Today, a freight elevator containing found objects is a museum, and everyone is a curator.
The traditional meaning of the verb to curate is to select, organize, and look after items, usually of some antiquity and/or value, in a collection or exhibition of a museum or art gallery.
But have you noticed how it’s being used these days in all sorts of non-museum contexts?
The herald of this trend, for me, was a line from the song Whatever You Want by Vienna Teng that arrested me with its powerful imagery: “She goes on curating your domestic museum/she disappears in her loyalty.”
Maybe because the metaphor was so startling and evocative, all my subsequent encounters with the word curate in new contexts have rather paled in comparison.
“I turned to some established success stories and carefully curated their secrets,” writes the author of this Huffington Post piece on how to make the most of your twenties. “Check out our collection of curated artisan and vintage products,” urges a gourmet website. “Usher ‘curates’ Macy’s fireworks show: Music to feature Kanye West, Rihanna, Kid Cudi, Kelly Clarkson, Blake Shelton and Miranda Lambert,” announced The New York Times last July 4th.
To me, it all sounds rather too pretentious, and not even strictly correct. But I am a vocabulary nut, so I did a little research and it turns out I’m not alone in my discomfort.

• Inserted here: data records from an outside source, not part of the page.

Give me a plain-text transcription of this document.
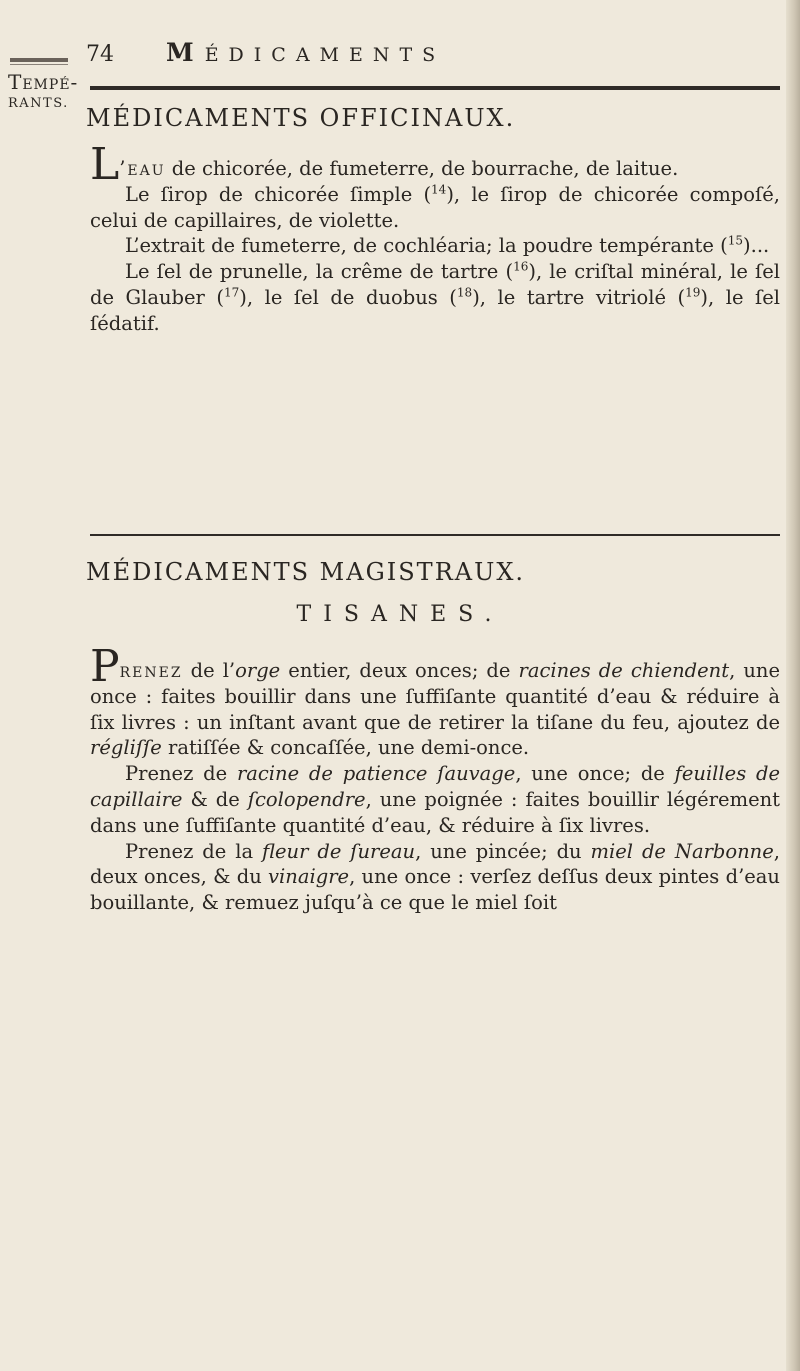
Tempé-
RANTS.
74 MÉDICAMENTS
MÉDICAMENTS OFFICINAUX.

L’eau de chicorée, de fumeterre, de bourrache, de laitue.

Le ſirop de chicorée ſimple ($^{14}$), le ſirop de chicorée compoſé, celui de capillaires, de violette.

L’extrait de fumeterre, de cochléaria; la poudre tempérante ($^{15}$)...

Le ſel de prunelle, la crême de tartre ($^{16}$), le criſtal minéral, le ſel de Glauber ($^{17}$), le ſel de duobus ($^{18}$), le tartre vitriolé ($^{19}$), le ſel ſédatif.

MÉDICAMENTS MAGISTRAUX.
TISANES.

Prenez de l’orge entier, deux onces; de racines de chiendent, une once : faites bouillir dans une ſuffiſante quantité d’eau & réduire à ſix livres : un inſtant avant que de retirer la tiſane du feu, ajoutez de régliſſe ratiſſée & concaſſée, une demi-once.

Prenez de racine de patience ſauvage, une once; de feuilles de capillaire & de ſcolopendre, une poignée : faites bouillir légérement dans une ſuffiſante quantité d’eau, & réduire à ſix livres.

Prenez de la fleur de ſureau, une pincée; du miel de Narbonne, deux onces, & du vinaigre, une once : verſez deſſus deux pintes d’eau bouillante, & remuez juſqu’à ce que le miel ſoit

“I’m beginning to squirm when I hear a lot of people talk about curating because it seems to suggest that organizing your sock drawer — or choosing what hats, shoes or lipsticks to arrange in a store window — calls out the same creative imagination as cataloging and collecting the 1,000-plus works of Johann Sebastian Bach, or preparing and protecting the contents of King Tutankhamen’s tomb to display for the ages,” writes NPR’s Scott Simon.
“How long will this new use of ‘curate’ last? We suspect it will go away once it’s no longer on the cutting edge,” predicted the Grammarphobia blog — in 2011.
But it looks like the trend has become firmly entrenched in modern language. Even the online Oxford Dictionary has expanded its definition of curated items to include “acts to perform,” for example at a music festival, and “suitable content, typically for online or computational use, using professional or expert knowledge.”
“Remix culture is a form of creative expression in its own right,” claims Scott Plagenhoef, the editor-in-chief of Pitchfork, a music web site.
Does this mean that the mix tapes my friends and I used to exchange are actually bits of curated culture? It would seem so. Perhaps our eagerness to style ourselves as curators indicates an increasing appreciation for the beauty of the ordinary, and that could be a good thing.
As for me, I will go on compiling lists, collecting earrings, saving recipes, choosing clothes to wear and books to read, framing photographs and hanging them—just so—on my walls.
There are so many words to select from all the richness of the English language, and much as I try every day to see the beauty in the mundane, I think it’s going to take me a while for me to comfortably refer to myself as a curator of anything.